What goes into the score

The exact formula of the Zen Score is not public, however, it consists of a combination of fundamental metrics, valuations and forecasts: revenue growth, return on invested capital, debt, price multiples, long-term growth forecasts.

The forecasts reflect how domain experts see the growth trajectory of the business. Unlike analyst price targets - which change on a whim based on the stock price - long-term growth forecasts have historically tended to be a good approximation of where a company's earnings are actually headed.

When a Zen Score isn't available

A Zen Score requires two baseline conditions to be met: the company must be profitable, and it must have a long-term growth forecast available. If either of these is missing, there isn't enough to work with to produce a reliable score, so no Zen Score is shown for that company.

What it deliberately ignores

The Zen Score does not care about momentum or hype. It is based on numbers and expert forecasts.
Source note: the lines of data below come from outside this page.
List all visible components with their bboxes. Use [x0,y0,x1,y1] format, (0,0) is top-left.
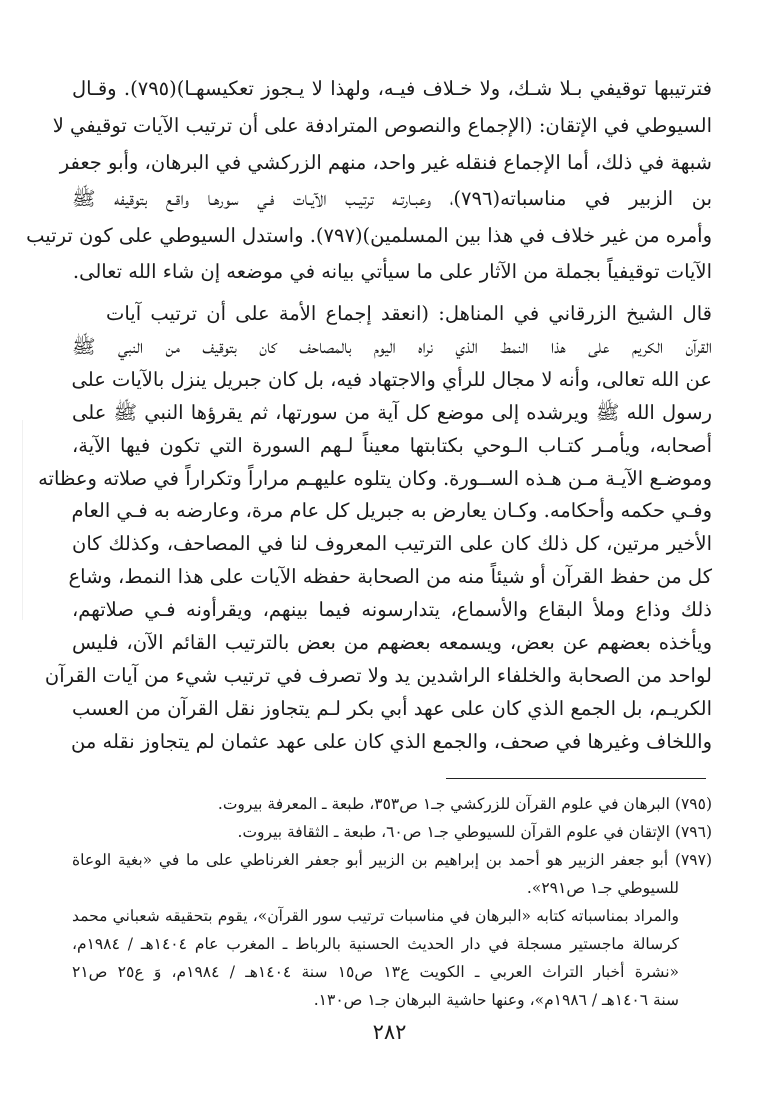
footnote-797-note: كرسالة ماجستير مسجلة في دار الحديث الحسنية بالرباط ـ المغرب عام ١٤٠٤هـ / ١٩٨٤م، [72,935,679,953]
footnote-rule [446,778,706,779]
footnote-797-cont: للسيوطي جـ١ ص٢٩١». [526,879,679,897]
body-line: فترتيبها توقيفي بـلا شـك، ولا خـلاف فيـه، ولهذا لا يـجوز تعكيسهـا)(٧٩٥). وقـال [72,77,712,100]
footnote-797-note: «نشرة أخبار التراث العربي ـ الكويت ع١٣ ص١٥ سنة ١٤٠٤هـ / ١٩٨٤م، وَ ع٢٥ ص٢١ [72,963,679,981]
body-line: القرآن الكريم على هذا النمط الذي نراه اليوم بالمصاحف كان بتوقيف من النبي ﷺ [72,334,712,358]
body-line: بن الزبير في مناسباته(٧٩٦)، وعبـارتـه ترتيـب الآيـات فـي سورهـا واقـع بتوقيفه ﷺ [72,187,712,210]
body-line: رسول الله ﷺ ويرشده إلى موضع كل آية من سورتها، ثم يقرؤها النبي ﷺ على [72,400,712,424]
body-line: واللخاف وغيرها في صحف، والجمع الذي كان على عهد عثمان لم يتجاوز نقله من [71,729,712,753]
body-line: ويأخذه بعضهم عن بعض، ويسمعه بعضهم من بعض بالترتيب القائم الآن، فليس [72,631,712,654]
body-line: كل من حفظ القرآن أو شيئاً منه من الصحابة حفظه الآيات على هذا النمط، وشاع [68,565,712,589]
body-line: الأخير مرتين، كل ذلك كان على الترتيب المعروف لنا في المصاحف، وكذلك كان [72,532,712,556]
body-line: السيوطي في الإتقان: (الإجماع والنصوص المترادفة على أن ترتيب الآيات توقيفي لا [52,114,712,137]
body-line: وفـي حكمه وأحكامه. وكـان يعارض به جبريل كل عام مرة، وعارضه به فـي العام [71,499,712,523]
body-line: الكريـم، بل الجمع الذي كان على عهد أبي بكر لـم يتجاوز نقل القرآن من العسب [72,696,712,720]
body-line: أصحابه، ويأمـر كتـاب الـوحي بكتابتها معيناً لـهم السورة التي تكون فيها الآية، [72,433,712,457]
footnote-797-note: والمراد بمناسباته كتابه «البرهان في مناسبات ترتيب سور القرآن»، يقوم بتحقيقه شعباني محمد [72,907,679,925]
footnote-796: (٧٩٦) الإتقان في علوم القرآن للسيوطي جـ١ ص٦٠، طبعة ـ الثقافة بيروت. [237,823,712,841]
body-line: شبهة في ذلك، أما الإجماع فنقله غير واحد، منهم الزركشي في البرهان، وأبو جعفر [59,151,712,174]
body-line: وموضـع الآيـة مـن هـذه الســورة. وكان يتلوه عليهـم مراراً وتكراراً في صلاته وعظاته [38,466,712,490]
scan-edge-mark [22,420,23,620]
footnote-795: (٧٩٥) البرهان في علوم القرآن للزركشي جـ١ ص٣٥٣، طبعة ـ المعرفة بيروت. [217,795,712,813]
body-line-indented: قال الشيخ الزرقاني في المناهل: (انعقد إجماع الأمة على أن ترتيب آيات [106,302,712,325]
body-line: الآيات توقيفياً بجملة من الآثار على ما سيأتي بيانه في موضعه إن شاء الله تعالى. [72,260,712,283]
body-line: ذلك وذاع وملأ البقاع والأسماع، يتدارسونه فيما بينهم، ويقرأونه فـي صلاتهم، [72,598,712,622]
body-line: لواحد من الصحابة والخلفاء الراشدين يد ولا تصرف في ترتيب شيء من آيات القرآن [44,663,712,687]
body-line: عن الله تعالى، وأنه لا مجال للرأي والاجتهاد فيه، بل كان جبريل ينزل بالآيات على [71,367,712,391]
page-number: ٢٨٢ [372,1020,407,1044]
footnote-797-note: سنة ١٤٠٦هـ / ١٩٨٦م»، وعنها حاشية البرهان جـ١ ص١٣٠. [313,991,679,1009]
footnote-797: (٧٩٧) أبو جعفر الزبير هو أحمد بن إبراهيم بن الزبير أبو جعفر الغرناطي على ما في «بغية الوعاة [72,851,712,869]
body-line: وأمره من غير خلاف في هذا بين المسلمين)(٧٩٧). واستدل السيوطي على كون ترتيب [26,224,712,247]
The goal is to remove the noise from investing and let you objectively approximate, with good accuracy, how desirable an investment is using one single score.

What it doesn't promise

A company with a good Zen Score will not always beat the market. But on aggregate, given enough time, history has shown that companies with the good fundamental numbers the Zen Score captures do indeed beat the market. It is a research tool for tilting the odds in your favor - not a prediction.